Na década de 80 ficava arquivado no almoxarifado da prefeitura processos criminais, boletins de ocorrência e diversos documentos que era guardado, mas por falta de espaço foram queimados. Mas foi organizando na época o almoxarifado que conheci muitos crimes ocorrido aqui na terrinha.
Um corpo caído, uma poça de sangue foi se formando aos poucos no chão batido na rua de terra, hoje denominada Avenida Miguel Deliberador, que manchou aquele distante domingo de 18 de março do ano de 1934. Para que possamos entender a história desse crime vamos voltar no tempo. João Batista da Silva era um moço moreno baixo, de estrutura forte e tinha os lábios bastante grandes e, por esse motivo, algumas pessoas chamavam-no de João Bicudo, um apelido que ele detestava. Quando pequeno muitas vezes ele arrumou briga com a molecada por causa do apelido, e sempre acabava tendo vantagens nas brigas por causa de seu porte físico avantajado que impunha respeito. João, filho de pais agricultores, acostumado desde pequenos a serviços do campo – derrubava gado na invernada e com isso foi adquirindo uma força descomunal. Com o passar do tempo João veio morar na cidade e foi trabalhar em uma serraria na Barra Funda. Devido a sua força era ele quem pegava as tábuas que passava na máquina e ia amontoando. João morava em uma casa de madeira na beira da linha. Mas, se o chamassem pelo apelido era briga na certa, as pessoas faziam referência a ele pelo apelido sem ele perceber, porque se ele ouvisse era briga na certa, e era prejuízo para qualquer um querer sai no braço com o João.
Certo dia Alcino Pereira, que trabalhava com João, estava jogando uma partida de malha em um campo improvisado, onde hoje está a Avenida Miguel Deliberador, que fica paralela com a estrada ferroviária. O jogo de malha estava sendo disputado entre uma dupla de Paraguaçu contra um dupla da Água da Lebre, a partida era uma espécie de torneio de malha promovida pelos próprios jogadores e a competição atraia a atenção dos moradores da pequena cidade na época.

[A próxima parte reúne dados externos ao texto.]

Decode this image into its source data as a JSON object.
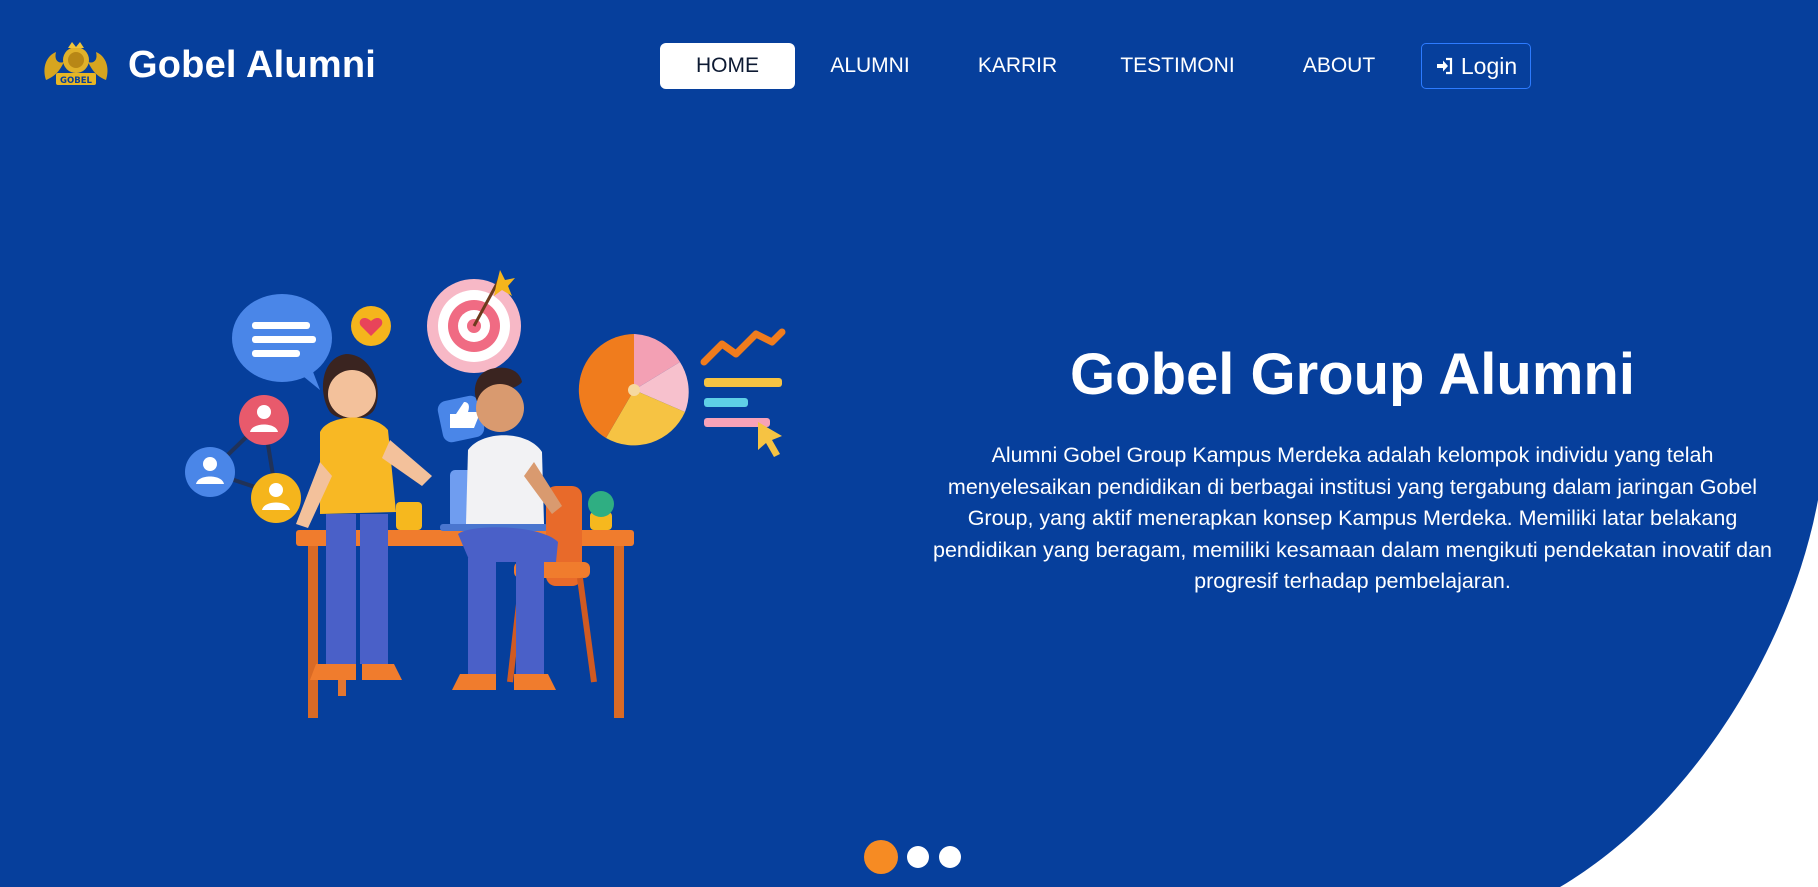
{
  "colors": {
    "hero_background": "#063f9c",
    "page_background": "#ffffff",
    "accent_orange": "#f68b23",
    "login_border": "#2d7bff",
    "active_nav_text": "#0d1a33"
  },
  "brand": {
    "logo_text": "GOBEL",
    "logo_icon": "gobel-crest-icon",
    "name": "Gobel Alumni"
  },
  "nav": {
    "items": [
      {
        "label": "HOME",
        "active": true
      },
      {
        "label": "ALUMNI",
        "active": false
      },
      {
        "label": "KARRIR",
        "active": false
      },
      {
        "label": "TESTIMONI",
        "active": false
      },
      {
        "label": "ABOUT",
        "active": false
      }
    ],
    "login": {
      "label": "Login",
      "icon": "sign-in-icon"
    }
  },
  "hero": {
    "title": "Gobel Group Alumni",
    "description": "Alumni Gobel Group Kampus Merdeka adalah kelompok individu yang telah menyelesaikan pendidikan di berbagai institusi yang tergabung dalam jaringan Gobel Group, yang aktif menerapkan konsep Kampus Merdeka. Memiliki latar belakang pendidikan yang beragam, memiliki kesamaan dalam mengikuti pendekatan inovatif dan progresif terhadap pembelajaran.",
    "illustration": "teamwork-illustration"
  },
  "carousel": {
    "slide_count": 3,
    "active_slide": 1
  }
}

Alcino ao arremessar a malha errou o alvo causando uma vaia de torcedores que lotavam a beira do campo adaptado para o torneio. João ao ver que o amigo errou a jogada brincando gritou: “Alcino parece que bebeu todas e não consegue acertar nada” (essa frases está registrada nos altos). Movido por um ódio momentâneo por causa das vaias e ao reconhecer a voz do amigo, Alcino se virou para onde João estava sentado e gritou: “cala a boca João Bicudo”. Na mesma hora João mudou o semblante, sua fisionomia aos poucos foi se transformando e as pessoas que estavam assistindo o jogo começaram a rir dele. João esperou cabisbaixo, mas a voz de Alcino parecia que ia fazendo eco em sua cabeça; ele saiu do meio da assistência sem ninguém perceber e foi até sua casa. Ao voltar percebeu que Alcino ainda disputava o jogo e ficou encostado num velho e centenário pé de cedro, onde hoje está a Fonte Luminosa, com a mente fervilhando e a palavra que ele mais detestava sendo reproduzida pela voz de Alcino dentro de sua cabeça: “João Bicudo… João Bicudo…João Bicudo”.
Ao terminar o jogo Alcino foi se sentar na plateia, mas antes dele sentar-se João foi ao seu encontro. A única frase que João falou foi: “Você me chamou de João Bicudo, você sabia que não gosto de ser chamado assim” e desferiu um golpe de faca em Alcino na altura do abdômen. Alcino tentou correr, mas deu alguns passos segurando a barriga e foi caindo ao solo de terra batida… começou uma correria e gritaria das pessoas que estavam assistindo jogo. Algumas pessoas tentaram socorrer e, chamaram o Dr. Oldack Noya ( recém chegado a Paraguaçu) , que ao chegar ao local constatou que Alcino Pereira já estava morto.
O delegado, Dr. Nicolau Giudice, acompanhado de três policiais saiu em diligência até onde morava João, ele se preparava para fugir quando recebeu a voz de prisão.
Oito meses depois do crime João Batista da Silva foi levado a júri popular. Trabalhou naquela manhã no Fórum de Paraguassú, o presidente do júri Dr. Benévolo Luz, juiz de direito da comarca; o promotor de justiça Dr. Quartim Filho; o secretário Hermenegildo Pinto Guimarães e atuando na defesa do réu o advogado Dr. Alessandro Salvado. Como jurados estavam Dr. José Alves, Pedro Alcântara Galvão, José Francisco Nogueira, João Francisco Vieira, Jair Garcia Nogueira e Juventino Ferreira Martins. A sentença foi de doze anos de cadeia ao réu João Batista da Silva, que não gostava de ser chamado de João Bicudo.